Machine Translation

Simple measures of bridging lexical divergence help unsupervised neural machine translation for low-resource languages

View publication


Unsupervised Neural Machine Translation (UNMT) approaches have gained widespread popularity in recent times. Though these approaches show impressive translation performance using only monolingual corpora of the languages involved, these approaches have mostly been tried on high-resource European language pairs viz. English–French, English–German, etc. In this paper, we explore UNMT for 6 Indic language pairs viz., Hindi–Bengali, Hindi–Gujarati, Hindi–Marathi, Hindi–Malayalam, Hindi–Tamil, and Hindi–Telugu which are low-resource language pairs. We additionally perform experiments on 4 European language pairs viz., English–Czech, English–Estonian, English–Lithuanian, and English–Finnish. We observe that the lexical divergence within these language pairs plays a big role in the success of UNMT. In this context, we explore three approaches viz., (i) script conversion, (ii) unsupervised bilingual embedding-based initialization to bring the vocabulary of the two languages closer, and (iii) dictionary word substitution using a bilingual dictionary. We found that the script conversion using a simple rule-based system benefits language pairs that have high cognate overlap but use different scripts.
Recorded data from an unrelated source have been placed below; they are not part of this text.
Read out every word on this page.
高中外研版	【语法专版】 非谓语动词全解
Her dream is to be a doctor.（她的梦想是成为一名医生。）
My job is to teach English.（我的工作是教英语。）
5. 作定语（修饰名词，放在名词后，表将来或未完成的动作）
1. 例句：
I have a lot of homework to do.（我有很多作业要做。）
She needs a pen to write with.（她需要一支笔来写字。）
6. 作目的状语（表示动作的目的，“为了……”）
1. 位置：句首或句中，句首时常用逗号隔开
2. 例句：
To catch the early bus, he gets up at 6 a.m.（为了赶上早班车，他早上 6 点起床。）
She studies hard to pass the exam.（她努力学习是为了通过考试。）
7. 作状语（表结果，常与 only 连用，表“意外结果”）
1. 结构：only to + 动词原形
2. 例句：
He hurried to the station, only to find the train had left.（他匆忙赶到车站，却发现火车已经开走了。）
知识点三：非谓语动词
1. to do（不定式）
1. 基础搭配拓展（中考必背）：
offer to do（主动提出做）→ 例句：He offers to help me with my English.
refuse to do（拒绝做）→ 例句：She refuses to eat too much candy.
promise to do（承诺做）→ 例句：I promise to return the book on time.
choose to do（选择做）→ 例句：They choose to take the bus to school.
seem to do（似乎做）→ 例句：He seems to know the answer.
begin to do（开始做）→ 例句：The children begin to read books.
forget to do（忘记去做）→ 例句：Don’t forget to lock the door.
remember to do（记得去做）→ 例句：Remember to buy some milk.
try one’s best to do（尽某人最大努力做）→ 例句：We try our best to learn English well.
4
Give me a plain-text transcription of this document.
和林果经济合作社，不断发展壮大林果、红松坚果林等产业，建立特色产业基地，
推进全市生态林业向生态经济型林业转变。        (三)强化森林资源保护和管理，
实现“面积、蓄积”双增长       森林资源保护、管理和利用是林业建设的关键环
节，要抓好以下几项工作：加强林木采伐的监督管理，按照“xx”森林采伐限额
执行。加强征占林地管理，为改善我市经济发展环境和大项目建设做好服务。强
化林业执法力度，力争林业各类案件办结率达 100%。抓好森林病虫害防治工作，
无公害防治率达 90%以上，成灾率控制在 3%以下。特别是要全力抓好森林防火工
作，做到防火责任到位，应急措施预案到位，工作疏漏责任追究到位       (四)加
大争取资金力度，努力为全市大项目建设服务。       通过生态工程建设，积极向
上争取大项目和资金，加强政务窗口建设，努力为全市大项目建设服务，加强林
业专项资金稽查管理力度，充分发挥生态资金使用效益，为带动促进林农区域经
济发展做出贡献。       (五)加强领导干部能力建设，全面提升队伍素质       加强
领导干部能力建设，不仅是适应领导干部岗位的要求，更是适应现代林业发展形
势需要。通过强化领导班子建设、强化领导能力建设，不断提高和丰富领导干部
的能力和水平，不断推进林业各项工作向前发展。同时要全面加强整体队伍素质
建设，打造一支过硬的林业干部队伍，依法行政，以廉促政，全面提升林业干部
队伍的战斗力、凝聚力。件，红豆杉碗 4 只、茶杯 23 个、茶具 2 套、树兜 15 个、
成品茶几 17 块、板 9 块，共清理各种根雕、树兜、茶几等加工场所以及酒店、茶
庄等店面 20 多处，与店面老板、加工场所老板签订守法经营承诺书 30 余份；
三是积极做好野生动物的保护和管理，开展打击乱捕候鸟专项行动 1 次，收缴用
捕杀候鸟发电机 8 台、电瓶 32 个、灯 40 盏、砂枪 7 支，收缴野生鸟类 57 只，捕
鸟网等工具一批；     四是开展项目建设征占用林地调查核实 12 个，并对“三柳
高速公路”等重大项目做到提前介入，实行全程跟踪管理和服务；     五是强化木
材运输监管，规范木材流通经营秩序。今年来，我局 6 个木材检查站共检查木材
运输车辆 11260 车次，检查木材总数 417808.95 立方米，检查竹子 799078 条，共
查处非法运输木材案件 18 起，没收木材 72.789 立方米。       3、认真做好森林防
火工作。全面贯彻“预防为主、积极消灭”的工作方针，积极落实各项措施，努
We observe that script conversion combined with word substitution using a dictionary further improves the UNMT performance. We use a ground truth bilingual dictionary in our dictionary word substitution experiments, and such dictionaries can also be obtained using unsupervised bilingual embeddings. We empirically demonstrate that minimizing lexical divergence using simple heuristics leads to significant improvements in the BLEU score for both related and distant language pairs.